At our Cancer Research UK Cambridge Institute, Dr Nitzan Rosenfeld leads a lab group that’s dedicated to developing sophisticated new ways to detect and monitor cancer, using patients’ blood samples.
As tumours develop and grow, they release tiny bits of DNA into the blood that can be fished out and analysed. Dr Rosenfeld and his colleagues have shown that this ‘circulating tumour DNA’ (ctDNA) can be used to track how cancers are evolving in response to treatment, and to monitor disease spread.

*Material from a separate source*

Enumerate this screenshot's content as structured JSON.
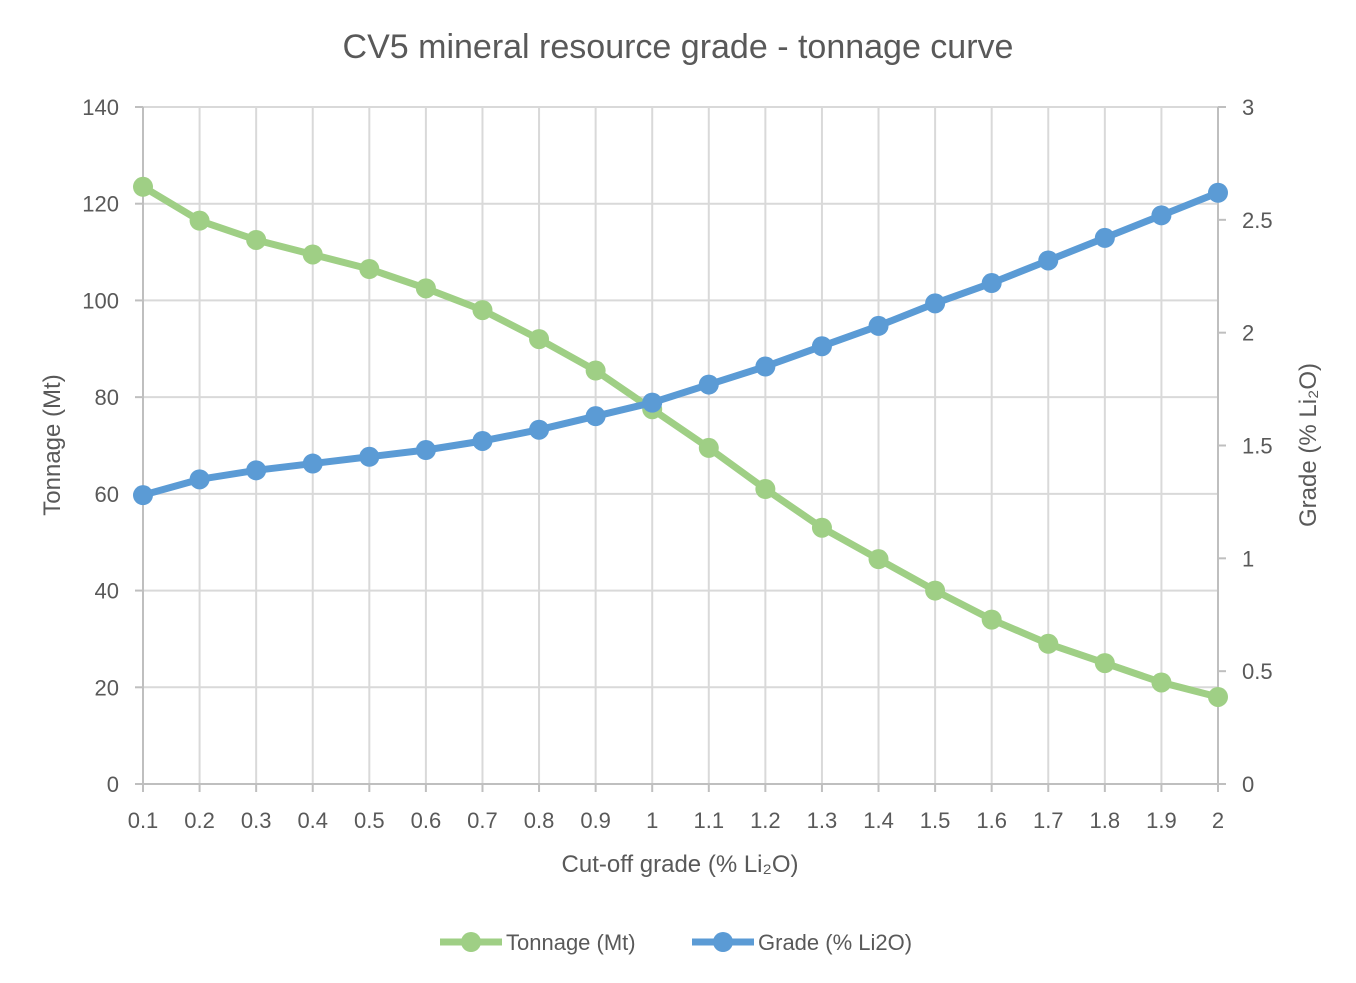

Using ctDNA from a blood sample can give doctors a fuller picture of cancer’s genetic landscape than a biopsy, and spare patients an invasive procedure.

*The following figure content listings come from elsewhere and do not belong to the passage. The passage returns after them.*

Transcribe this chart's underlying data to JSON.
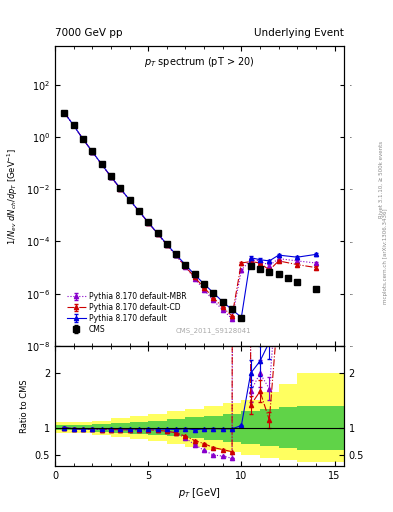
{
  "title_left": "7000 GeV pp",
  "title_right": "Underlying Event",
  "plot_title": "p_{T} spectrum (pT > 20)",
  "ylabel_main": "1/N_{ev} dN_{ch} / dp_{T} [GeV^{-1}]",
  "ylabel_ratio": "Ratio to CMS",
  "xlabel": "p_{T} [GeV]",
  "watermark": "CMS_2011_S9128041",
  "cms_pt": [
    0.5,
    1.0,
    1.5,
    2.0,
    2.5,
    3.0,
    3.5,
    4.0,
    4.5,
    5.0,
    5.5,
    6.0,
    6.5,
    7.0,
    7.5,
    8.0,
    8.5,
    9.0,
    9.5,
    10.0,
    10.5,
    11.0,
    11.5,
    12.0,
    12.5,
    13.0,
    14.0
  ],
  "cms_val": [
    8.5,
    2.8,
    0.85,
    0.28,
    0.092,
    0.031,
    0.011,
    0.004,
    0.0015,
    0.00055,
    0.00021,
    8e-05,
    3.2e-05,
    1.3e-05,
    5.5e-06,
    2.4e-06,
    1.1e-06,
    5e-07,
    2.5e-07,
    1.2e-07,
    1.2e-05,
    9e-06,
    7e-06,
    5.5e-06,
    4e-06,
    2.8e-06,
    1.5e-06
  ],
  "cms_err": [
    0.4,
    0.12,
    0.035,
    0.012,
    0.004,
    0.0013,
    0.00045,
    0.00016,
    6e-05,
    2.2e-05,
    8.4e-06,
    3.2e-06,
    1.3e-06,
    5.2e-07,
    2.2e-07,
    9.6e-08,
    4.4e-08,
    2e-08,
    1e-08,
    4.8e-09,
    1.2e-06,
    9e-07,
    7e-07,
    5.5e-07,
    4e-07,
    2.8e-07,
    1.5e-07
  ],
  "py_pt": [
    0.5,
    1.0,
    1.5,
    2.0,
    2.5,
    3.0,
    3.5,
    4.0,
    4.5,
    5.0,
    5.5,
    6.0,
    6.5,
    7.0,
    7.5,
    8.0,
    8.5,
    9.0,
    9.5,
    10.0,
    10.5,
    11.0,
    11.5,
    12.0,
    13.0,
    14.0
  ],
  "py_val": [
    8.5,
    2.75,
    0.83,
    0.275,
    0.09,
    0.0305,
    0.0108,
    0.0039,
    0.00147,
    0.00054,
    0.000205,
    7.8e-05,
    3.1e-05,
    1.28e-05,
    5.3e-06,
    2.35e-06,
    1.08e-06,
    4.9e-07,
    2.45e-07,
    1.25e-07,
    2.4e-05,
    2e-05,
    1.8e-05,
    3e-05,
    2.5e-05,
    3.2e-05
  ],
  "py_err": [
    0.05,
    0.02,
    0.006,
    0.002,
    0.0006,
    0.0002,
    7e-05,
    2.5e-05,
    9e-06,
    3.4e-06,
    1.3e-06,
    5e-07,
    2e-07,
    8e-08,
    3.4e-08,
    1.5e-08,
    7e-09,
    3e-09,
    1.5e-09,
    7e-10,
    3e-06,
    2.5e-06,
    2.2e-06,
    3.5e-06,
    3e-06,
    3.8e-06
  ],
  "pycd_pt": [
    0.5,
    1.0,
    1.5,
    2.0,
    2.5,
    3.0,
    3.5,
    4.0,
    4.5,
    5.0,
    5.5,
    6.0,
    6.5,
    7.0,
    7.5,
    8.0,
    8.5,
    9.0,
    9.5,
    10.0,
    10.5,
    11.0,
    11.5,
    12.0,
    13.0,
    14.0
  ],
  "pycd_val": [
    8.5,
    2.75,
    0.83,
    0.273,
    0.089,
    0.03,
    0.0106,
    0.00385,
    0.00145,
    0.00053,
    0.0002,
    7.5e-05,
    2.9e-05,
    1.1e-05,
    4.2e-06,
    1.7e-06,
    7e-07,
    3e-07,
    1.4e-07,
    1.5e-05,
    1.7e-05,
    1.5e-05,
    8e-06,
    1.8e-05,
    1.3e-05,
    1e-05
  ],
  "pycd_err": [
    0.05,
    0.02,
    0.006,
    0.002,
    0.0006,
    0.0002,
    7e-05,
    2.5e-05,
    9e-06,
    3.4e-06,
    1.3e-06,
    5e-07,
    2e-07,
    8e-08,
    3e-08,
    1.2e-08,
    5e-09,
    2e-09,
    1e-09,
    2e-06,
    2e-06,
    1.8e-06,
    1e-06,
    2e-06,
    1.5e-06,
    1.2e-06
  ],
  "pym_pt": [
    0.5,
    1.0,
    1.5,
    2.0,
    2.5,
    3.0,
    3.5,
    4.0,
    4.5,
    5.0,
    5.5,
    6.0,
    6.5,
    7.0,
    7.5,
    8.0,
    8.5,
    9.0,
    9.5,
    10.0,
    10.5,
    11.0,
    11.5,
    12.0,
    13.0,
    14.0
  ],
  "pym_val": [
    8.5,
    2.75,
    0.83,
    0.273,
    0.089,
    0.03,
    0.0106,
    0.00385,
    0.00145,
    0.00053,
    0.0002,
    7.5e-05,
    2.9e-05,
    1.05e-05,
    3.8e-06,
    1.4e-06,
    5.5e-07,
    2.4e-07,
    1.1e-07,
    8e-06,
    2e-05,
    1.8e-05,
    1.2e-05,
    2.2e-05,
    1.8e-05,
    1.5e-05
  ],
  "pym_err": [
    0.05,
    0.02,
    0.006,
    0.002,
    0.0006,
    0.0002,
    7e-05,
    2.5e-05,
    9e-06,
    3.4e-06,
    1.3e-06,
    5e-07,
    2e-07,
    8e-08,
    2.8e-08,
    1e-08,
    4e-09,
    1.8e-09,
    8e-10,
    1e-06,
    2.4e-06,
    2.2e-06,
    1.5e-06,
    2.6e-06,
    2.2e-06,
    1.8e-06
  ],
  "yband_edges": [
    0.0,
    1.0,
    2.0,
    3.0,
    4.0,
    5.0,
    6.0,
    7.0,
    8.0,
    9.0,
    10.0,
    11.0,
    12.0,
    13.0,
    15.5
  ],
  "yband_lo": [
    0.9,
    0.9,
    0.87,
    0.83,
    0.79,
    0.75,
    0.7,
    0.65,
    0.6,
    0.55,
    0.5,
    0.45,
    0.4,
    0.38,
    0.35
  ],
  "yband_hi": [
    1.1,
    1.1,
    1.13,
    1.17,
    1.21,
    1.25,
    1.3,
    1.35,
    1.4,
    1.45,
    1.5,
    1.65,
    1.8,
    2.0,
    2.2
  ],
  "gband_lo": [
    0.95,
    0.95,
    0.93,
    0.91,
    0.89,
    0.87,
    0.84,
    0.81,
    0.78,
    0.74,
    0.7,
    0.66,
    0.62,
    0.6,
    0.58
  ],
  "gband_hi": [
    1.05,
    1.05,
    1.07,
    1.09,
    1.11,
    1.13,
    1.16,
    1.19,
    1.22,
    1.26,
    1.3,
    1.34,
    1.38,
    1.4,
    1.42
  ],
  "color_cms": "#000000",
  "color_py": "#0000dd",
  "color_pycd": "#cc0000",
  "color_pym": "#8800cc",
  "color_yellow": "#ffff44",
  "color_green": "#44cc44",
  "xlim": [
    0,
    15.5
  ],
  "ylim_main": [
    1e-08,
    3000.0
  ],
  "ylim_ratio": [
    0.3,
    2.5
  ],
  "ratio_yticks": [
    0.5,
    1.0,
    2.0
  ],
  "ratio_yticklabels": [
    "0.5",
    "1",
    "2"
  ]
}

Dr Rosenfeld and his team are working to progress this research and investigate new ways to use such techniques. They want to see whether testing for ctDNA could help doctors diagnose cancers earlier in people who are at higher risk of the disease, for example people with a family history of cancer.
They are testing if doctors can use ctDNA to help guide treatment decisions, for example by revealing genetic faults in cancer cells that could be targeted with certain therapies. Finally, they analyse ctDNA to see if it could reveal new insight into why some cancers stop responding to treatment.
In the future, this important research could help improve the outlook for patients by helping doctors to diagnose the disease at an early stage, when treatment is more likely to be successful, and potentially lead to more effective treatment choices for patients.